Officer Holley’s official incident report said that Williams turned the Taser on him, pressing the active electrified prongs of the weapon into the left shoulder of the officer as their struggle took them both to Williams’ couch. It is at that point that Officer Foley reports he was sat upon as the Taser was pressed deeper and deeper into his now-disabled left arm.
Holley stands by his story that he was able to use the same left arm to shift the suspect off of himself just enough to draw his firearm with his right hand. Pressing it to Williams’ gut at point blank range, he claims he gave the suspect a verbal warning to quit resisting.

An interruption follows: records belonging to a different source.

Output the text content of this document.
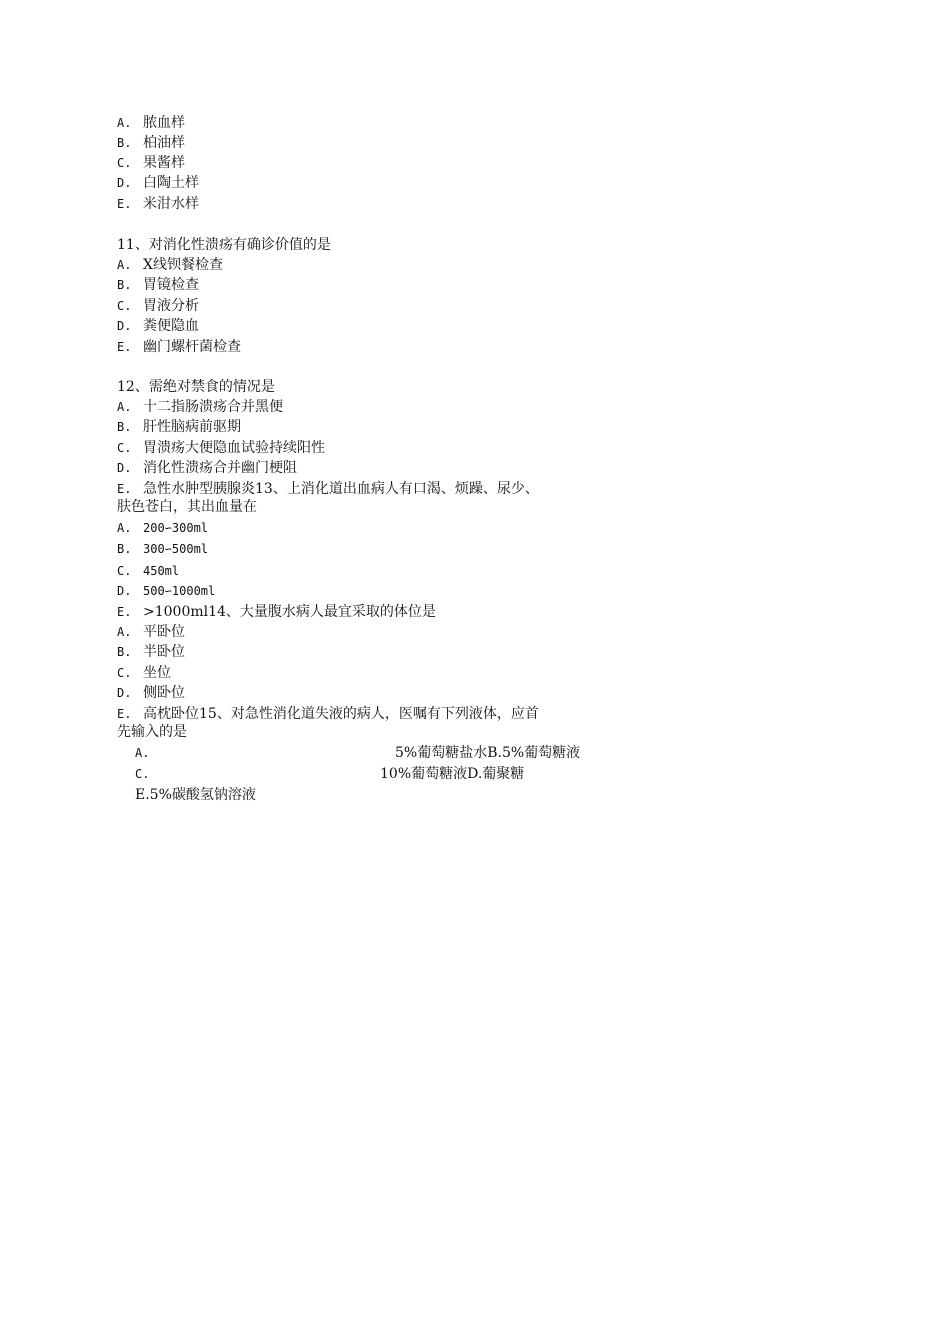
A. 脓血样
B. 柏油样
C. 果酱样
D. 白陶土样
E. 米泔水样
11、对消化性溃疡有确诊价值的是
A. X线钡餐检查
B. 胃镜检查
C. 胃液分析
D. 粪便隐血
E. 幽门螺杆菌检查
12、需绝对禁食的情况是
A. 十二指肠溃疡合并黑便
B. 肝性脑病前驱期
C. 胃溃疡大便隐血试验持续阳性
D. 消化性溃疡合并幽门梗阻
E. 急性水肿型胰腺炎13、上消化道出血病人有口渴、烦躁、尿少、
肤色苍白，其出血量在
A. 200∽300ml
B. 300∽500ml
C. 450ml
D. 500∽1000ml
E. >1000ml14、大量腹水病人最宜采取的体位是
A. 平卧位
B. 半卧位
C. 坐位
D. 侧卧位
E. 高枕卧位15、对急性消化道失液的病人，医嘱有下列液体，应首
先输入的是
A.	5%葡萄糖盐水B.5%葡萄糖液
C.	10%葡萄糖液D.葡聚糖
E.5%碳酸氢钠溶液
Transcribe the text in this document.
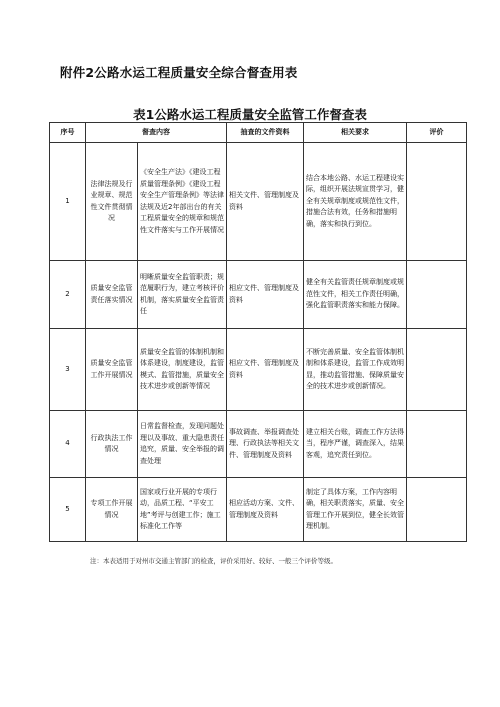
附件2公路水运工程质量安全综合督查用表
表1公路水运工程质量安全监管工作督查表
序号	督查内容		抽查的文件资料	相关要求	评价
1	法律法规及行业规章、规范性文件贯彻情况	《安全生产法》《建设工程质量管理条例》《建设工程安全生产管理条例》等法律法规及近2年部出台的有关工程质量安全的规章和规范性文件落实与工作开展情况	相关文件、管理制度及资料	结合本地公路、水运工程建设实际，组织开展法规宣贯学习，健全有关规章制度或规范性文件，措施合法有效，任务和措施明确，落实和执行到位。	
2	质量安全监管责任落实情况	明晰质量安全监管职责；规范履职行为，建立考核评价机制，落实质量安全监管责任	相应文件、管理制度及资料	健全有关监管责任规章制度或规范性文件，相关工作责任明确，强化监管职责落实和能力保障。	
3	质量安全监管工作开展情况	质量安全监管的体制机制和体系建设，制度建设，监管模式、监管措施，质量安全技术进步或创新等情况	相应文件、管理制度及资料	不断完善质量、安全监管体制机制和体系建设，监管工作成效明显，推动监管措施、保障质量安全的技术进步或创新情况。	
4	行政执法工作情况	日常监督检查，发现问题处理以及事故、重大隐患责任追究，质量、安全举报的调查处理	事故调查、举报调查处理、行政执法等相关文件、管理制度及资料	建立相关台账，调查工作方法得当，程序严谨，调查深入，结果客观，追究责任到位。	
5	专项工作开展情况	国家或行业开展的专项行动，品质工程、“平安工地”考评与创建工作；施工标准化工作等	相应活动方案、文件、管理制度及资料	制定了具体方案，工作内容明确，相关职责落实，质量、安全管理工作开展到位，健全长效管理机制。	
注：本表适用于对州市交通主管部门的检查，评价采用好、较好、一般三个评价等级。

Holley says that Williams grabbed the barrel of the gun, much like he had the Taser just moments earlier, but six on-target shots later, the suspect lay dead. “On-target” is accurate, but still generous, considering the 250 pound target was less than three feet away on all six pulls of the trigger.
Holley says that after two point blank hits, Williams kept attacking. Even after a half a dozen rounds from arm’s length, responding officers found Williams’ body outside the trailer after he reportedly stumbled outside, bullet-ridden, before collapsing.
Now, nearly three years later, Cletis Williams’ daughter is suing Officer Holley for use of excessive force resulting in the death of her father. In standard operating procedure, Holley immediately filed for immunity in the civil case, trying to use his badge as a shield.
But in a stark decision, the 8th Circuit Court of Appeals denied Officer Holley’s request for immunity, specifically citing what they referred to as “inconsistencies” within his story when compared to subsequent investigations and the analyzing of the coroner’s report on Williams.
Most notably was the fact that the court told the world that independent investigators could not find any marks on Officer Holley’s uniform, or the flesh of his shoulder beneath, where the active Taser was allegedly pressed for minutes on end.
Instead, it was Williams with the defensive wounds, with rounds passing through his forearms in what implies a typical victim’s posture.
The Court’s decision to hang Officer Holley out to dry may seem excessive, but then again, so is 23 arrest warrants for a 57-year old man busted for some parking tickets and few bags of weed.